Hours after 12 editors and cartoonists at the French satirical magazine Charlie Hebdo were executed by Islamic extremists, the Financial Times‘s editorial board published a strongly-worded editorial criticizing the magazine for their “editorial foolishness.”
“If the magazine stops just short of outright insults, it is nevertheless not the most convincing champion of the principle of freedom of speech,” the London paper wrote (subscription only), noting Charlie Hebdo‘s long history of needling Muslims, Catholics, Jews, and pretty much everyone in existence. But they added: “France is the land of Voltaire, but too often editorial foolishness has prevailed at Charlie Hebdo.”
This is not in the slightest to condone the murderers, who must be caught and punished, or to suggest that freedom of expression should not extend to satirical portrayals of religion. It is merely to say that some common sense would be useful at publications such as Charlie Hebdo, and Denmark’s Jyllands-Posten, which purport to strike a blow for freedom when they provoke Muslims, but are actually just being stupid.
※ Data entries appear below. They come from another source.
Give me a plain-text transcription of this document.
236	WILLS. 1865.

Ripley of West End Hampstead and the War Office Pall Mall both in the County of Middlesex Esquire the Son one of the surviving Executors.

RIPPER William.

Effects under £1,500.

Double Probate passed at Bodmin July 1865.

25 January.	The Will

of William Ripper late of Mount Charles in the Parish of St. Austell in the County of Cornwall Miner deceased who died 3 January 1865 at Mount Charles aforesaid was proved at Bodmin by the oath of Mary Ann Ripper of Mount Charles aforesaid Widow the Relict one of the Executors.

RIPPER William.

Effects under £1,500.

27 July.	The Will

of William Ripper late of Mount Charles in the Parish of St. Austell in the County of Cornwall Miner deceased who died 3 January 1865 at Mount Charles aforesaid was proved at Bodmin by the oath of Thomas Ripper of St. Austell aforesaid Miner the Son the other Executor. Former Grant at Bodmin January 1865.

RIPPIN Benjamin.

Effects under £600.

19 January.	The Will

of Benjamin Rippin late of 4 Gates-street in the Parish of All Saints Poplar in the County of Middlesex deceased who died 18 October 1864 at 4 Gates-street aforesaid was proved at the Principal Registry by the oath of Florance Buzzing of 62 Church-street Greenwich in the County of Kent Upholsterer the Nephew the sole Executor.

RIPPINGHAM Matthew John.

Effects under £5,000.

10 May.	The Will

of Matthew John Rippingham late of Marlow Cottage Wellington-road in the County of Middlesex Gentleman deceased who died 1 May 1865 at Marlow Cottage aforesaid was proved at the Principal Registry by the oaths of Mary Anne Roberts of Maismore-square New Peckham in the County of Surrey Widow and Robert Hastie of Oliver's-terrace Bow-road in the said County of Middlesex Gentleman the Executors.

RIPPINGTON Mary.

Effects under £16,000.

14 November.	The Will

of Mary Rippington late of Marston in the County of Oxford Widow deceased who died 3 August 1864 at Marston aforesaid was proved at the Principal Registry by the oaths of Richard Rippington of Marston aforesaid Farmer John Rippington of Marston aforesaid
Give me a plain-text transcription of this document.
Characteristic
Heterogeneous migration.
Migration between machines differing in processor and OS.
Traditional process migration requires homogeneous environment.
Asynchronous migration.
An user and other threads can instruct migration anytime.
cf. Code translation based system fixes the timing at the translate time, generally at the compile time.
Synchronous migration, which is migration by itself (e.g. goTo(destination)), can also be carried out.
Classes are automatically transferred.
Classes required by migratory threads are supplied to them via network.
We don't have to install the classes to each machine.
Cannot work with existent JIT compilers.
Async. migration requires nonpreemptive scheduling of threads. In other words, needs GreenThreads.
The Financial Times added that their actions, and the resulting terrorist attack, would only serve to stoke anti-Islamic sentiment in France. “Anti-Islamism forms part of the electoral appeal of a party that topped the polls in May in France’s European Parliament elections,” they noted.
Charlie Hebdo‘s offices were firebombed in 2011 for publishing an image of the Prophet Muhammad as its “guest editor” on its cover, right around the time that Innocence of Muslims sparked mass protests for its offensive portrayal of Muslims.